Patient has measurable disease, defined as follows:
For secretory multiple myeloma, measurable disease is defined as any quantifiable serum monoclonal protein value (greater than 1 g/dL of IgG M-protein, greater than 0.5 g/dL of IgA M-protein or IgD M-protein OR urine light-chain excretion of more than 200 mg/24 hours)
For oligo- or non-secretory multiple myeloma, measurable disease is defined by the presence of measurable soft tissue (not bone) plasmacytomas as determined by clinical examination or applicable radiographs (i.e., MRI, CT scan).

A measurable lesion is defined as a lesion with minimum largest diameter of >20 mm (if measured by conventional techniques such as physical exam, conventional CT scan, MRI) or of

10 mm (if measured by spiral CT scan) in one dimension.

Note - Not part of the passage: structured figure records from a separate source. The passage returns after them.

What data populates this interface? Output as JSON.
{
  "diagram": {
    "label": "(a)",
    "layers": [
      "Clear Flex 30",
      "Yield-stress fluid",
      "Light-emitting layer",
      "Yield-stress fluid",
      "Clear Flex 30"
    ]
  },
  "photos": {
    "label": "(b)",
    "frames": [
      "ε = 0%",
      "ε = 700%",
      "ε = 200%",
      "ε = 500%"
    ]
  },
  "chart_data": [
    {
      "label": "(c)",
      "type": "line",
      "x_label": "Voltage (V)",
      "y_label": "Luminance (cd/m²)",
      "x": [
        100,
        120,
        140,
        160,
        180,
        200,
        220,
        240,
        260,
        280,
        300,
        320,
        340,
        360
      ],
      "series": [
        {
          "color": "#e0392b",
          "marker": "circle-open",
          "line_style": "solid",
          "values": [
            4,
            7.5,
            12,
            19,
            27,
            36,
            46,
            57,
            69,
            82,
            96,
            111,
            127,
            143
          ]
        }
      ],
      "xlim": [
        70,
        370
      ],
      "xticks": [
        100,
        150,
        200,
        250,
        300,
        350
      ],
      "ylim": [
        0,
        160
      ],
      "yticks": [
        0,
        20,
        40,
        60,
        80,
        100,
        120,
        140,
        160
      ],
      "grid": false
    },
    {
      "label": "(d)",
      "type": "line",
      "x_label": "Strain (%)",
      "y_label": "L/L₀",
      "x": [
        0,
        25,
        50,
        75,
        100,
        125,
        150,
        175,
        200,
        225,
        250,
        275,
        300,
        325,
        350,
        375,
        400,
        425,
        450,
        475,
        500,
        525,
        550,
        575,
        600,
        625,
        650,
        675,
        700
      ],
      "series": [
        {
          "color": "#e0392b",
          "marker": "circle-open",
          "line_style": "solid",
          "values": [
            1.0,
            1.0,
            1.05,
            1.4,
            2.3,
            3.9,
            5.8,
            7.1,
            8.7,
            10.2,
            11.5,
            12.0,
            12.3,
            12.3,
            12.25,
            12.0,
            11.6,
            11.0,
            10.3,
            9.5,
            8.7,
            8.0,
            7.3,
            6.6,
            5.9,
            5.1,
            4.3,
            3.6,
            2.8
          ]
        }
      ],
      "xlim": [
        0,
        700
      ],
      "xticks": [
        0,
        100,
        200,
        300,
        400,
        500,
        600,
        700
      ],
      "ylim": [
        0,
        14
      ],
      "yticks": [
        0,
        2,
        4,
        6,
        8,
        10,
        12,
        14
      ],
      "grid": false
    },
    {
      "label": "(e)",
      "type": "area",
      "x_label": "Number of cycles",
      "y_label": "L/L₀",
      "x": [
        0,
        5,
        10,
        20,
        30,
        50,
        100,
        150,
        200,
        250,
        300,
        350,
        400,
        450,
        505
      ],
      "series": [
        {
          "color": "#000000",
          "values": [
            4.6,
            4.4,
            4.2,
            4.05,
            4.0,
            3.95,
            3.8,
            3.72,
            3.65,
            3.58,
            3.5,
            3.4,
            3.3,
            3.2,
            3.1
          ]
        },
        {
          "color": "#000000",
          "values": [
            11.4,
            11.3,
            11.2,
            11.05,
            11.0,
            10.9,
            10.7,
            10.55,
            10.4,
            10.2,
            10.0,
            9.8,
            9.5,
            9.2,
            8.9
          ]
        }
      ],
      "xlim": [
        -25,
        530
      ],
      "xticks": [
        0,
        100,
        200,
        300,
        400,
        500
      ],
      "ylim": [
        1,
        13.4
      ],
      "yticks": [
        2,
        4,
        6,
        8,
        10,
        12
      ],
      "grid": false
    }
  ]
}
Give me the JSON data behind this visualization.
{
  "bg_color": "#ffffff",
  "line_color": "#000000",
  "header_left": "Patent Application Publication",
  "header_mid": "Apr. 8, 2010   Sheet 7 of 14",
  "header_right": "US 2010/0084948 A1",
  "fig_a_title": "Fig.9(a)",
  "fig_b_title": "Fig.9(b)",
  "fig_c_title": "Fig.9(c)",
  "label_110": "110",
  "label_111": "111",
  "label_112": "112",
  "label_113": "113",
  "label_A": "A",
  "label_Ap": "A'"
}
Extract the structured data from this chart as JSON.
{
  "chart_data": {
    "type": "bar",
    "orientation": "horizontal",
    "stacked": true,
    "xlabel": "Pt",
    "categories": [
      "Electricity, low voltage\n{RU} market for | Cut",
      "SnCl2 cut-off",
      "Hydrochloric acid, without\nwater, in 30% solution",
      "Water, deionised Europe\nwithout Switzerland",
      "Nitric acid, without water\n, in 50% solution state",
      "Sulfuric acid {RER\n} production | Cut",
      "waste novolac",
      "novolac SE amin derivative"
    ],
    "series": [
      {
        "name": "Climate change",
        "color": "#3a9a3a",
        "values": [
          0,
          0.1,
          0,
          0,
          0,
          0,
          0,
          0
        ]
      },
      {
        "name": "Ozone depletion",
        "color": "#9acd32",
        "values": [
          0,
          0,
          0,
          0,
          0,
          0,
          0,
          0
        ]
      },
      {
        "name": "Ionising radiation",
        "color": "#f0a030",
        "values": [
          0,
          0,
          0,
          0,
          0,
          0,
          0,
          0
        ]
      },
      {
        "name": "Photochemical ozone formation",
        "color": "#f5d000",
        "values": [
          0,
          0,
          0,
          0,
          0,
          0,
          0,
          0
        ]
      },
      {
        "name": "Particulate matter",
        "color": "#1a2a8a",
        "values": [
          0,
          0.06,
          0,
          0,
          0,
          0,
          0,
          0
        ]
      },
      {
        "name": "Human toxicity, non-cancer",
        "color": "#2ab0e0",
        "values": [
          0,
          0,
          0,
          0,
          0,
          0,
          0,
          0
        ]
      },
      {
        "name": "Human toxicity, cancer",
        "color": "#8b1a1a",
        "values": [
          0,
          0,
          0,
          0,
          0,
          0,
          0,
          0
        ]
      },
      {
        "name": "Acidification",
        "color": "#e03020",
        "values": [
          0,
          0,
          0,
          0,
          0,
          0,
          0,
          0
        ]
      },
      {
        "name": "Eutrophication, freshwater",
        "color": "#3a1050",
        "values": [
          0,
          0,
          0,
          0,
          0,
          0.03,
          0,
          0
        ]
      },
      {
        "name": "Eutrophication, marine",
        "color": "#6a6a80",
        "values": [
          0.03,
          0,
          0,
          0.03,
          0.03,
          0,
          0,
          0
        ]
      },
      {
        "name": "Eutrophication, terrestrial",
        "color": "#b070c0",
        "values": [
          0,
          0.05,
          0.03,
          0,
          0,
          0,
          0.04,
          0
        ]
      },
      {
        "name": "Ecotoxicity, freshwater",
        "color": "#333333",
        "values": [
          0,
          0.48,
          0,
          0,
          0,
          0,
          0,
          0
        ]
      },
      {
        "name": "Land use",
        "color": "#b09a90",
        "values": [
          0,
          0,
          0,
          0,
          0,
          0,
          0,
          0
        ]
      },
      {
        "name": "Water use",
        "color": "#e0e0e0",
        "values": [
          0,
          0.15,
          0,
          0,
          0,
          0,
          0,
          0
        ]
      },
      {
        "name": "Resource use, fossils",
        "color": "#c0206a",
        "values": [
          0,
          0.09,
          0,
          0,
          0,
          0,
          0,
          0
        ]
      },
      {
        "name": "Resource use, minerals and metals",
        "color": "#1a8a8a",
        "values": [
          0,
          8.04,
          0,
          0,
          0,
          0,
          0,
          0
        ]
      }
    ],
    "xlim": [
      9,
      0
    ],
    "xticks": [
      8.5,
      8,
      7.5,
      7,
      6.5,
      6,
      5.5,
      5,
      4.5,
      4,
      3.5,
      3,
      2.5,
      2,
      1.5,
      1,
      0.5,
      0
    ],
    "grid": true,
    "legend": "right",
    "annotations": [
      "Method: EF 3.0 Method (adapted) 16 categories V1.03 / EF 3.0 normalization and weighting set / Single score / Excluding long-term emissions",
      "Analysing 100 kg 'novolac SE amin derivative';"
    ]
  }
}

Patient has a Karnofsky performance status ≥ 60%.

Exclusion Criteria:

Any serious medical condition, laboratory abnormality, or psychiatric illness that would prevent the subject from signing the informed consent form.
Pregnant or breast feeding females.
Any condition, including the presence of laboratory abnormalities, which places the subject at unacceptable risk if he/she were to participate in the study or confounds the ability to interpret data from the study.
Use of any other concomitant standard/experimental anti-myeloma drug or therapy.
Uncontrolled or severe cardiovascular disease including myocardial infarction within 6 months of enrolment, New York Heart Association (NYHA) Class III or IV heart failure, uncontrolled angina, clinically significant pericardial disease, or cardiac amyloidosis Other malignancy within the past 5 years. Exceptions: basal cell or non metastatic squamous cell carcinoma of the skin, cervical carcinoma in situ or FIGO Stage 1 carcinoma of the cervix.
Concurrent medical condition or disease (e.g., active systemic infection, uncontrolled diabetes, pulmonary disease, cardiac disease) that is likely to interfere with study procedures or results, or that in the opinion of the investigator would constitute a hazard for participating in this study.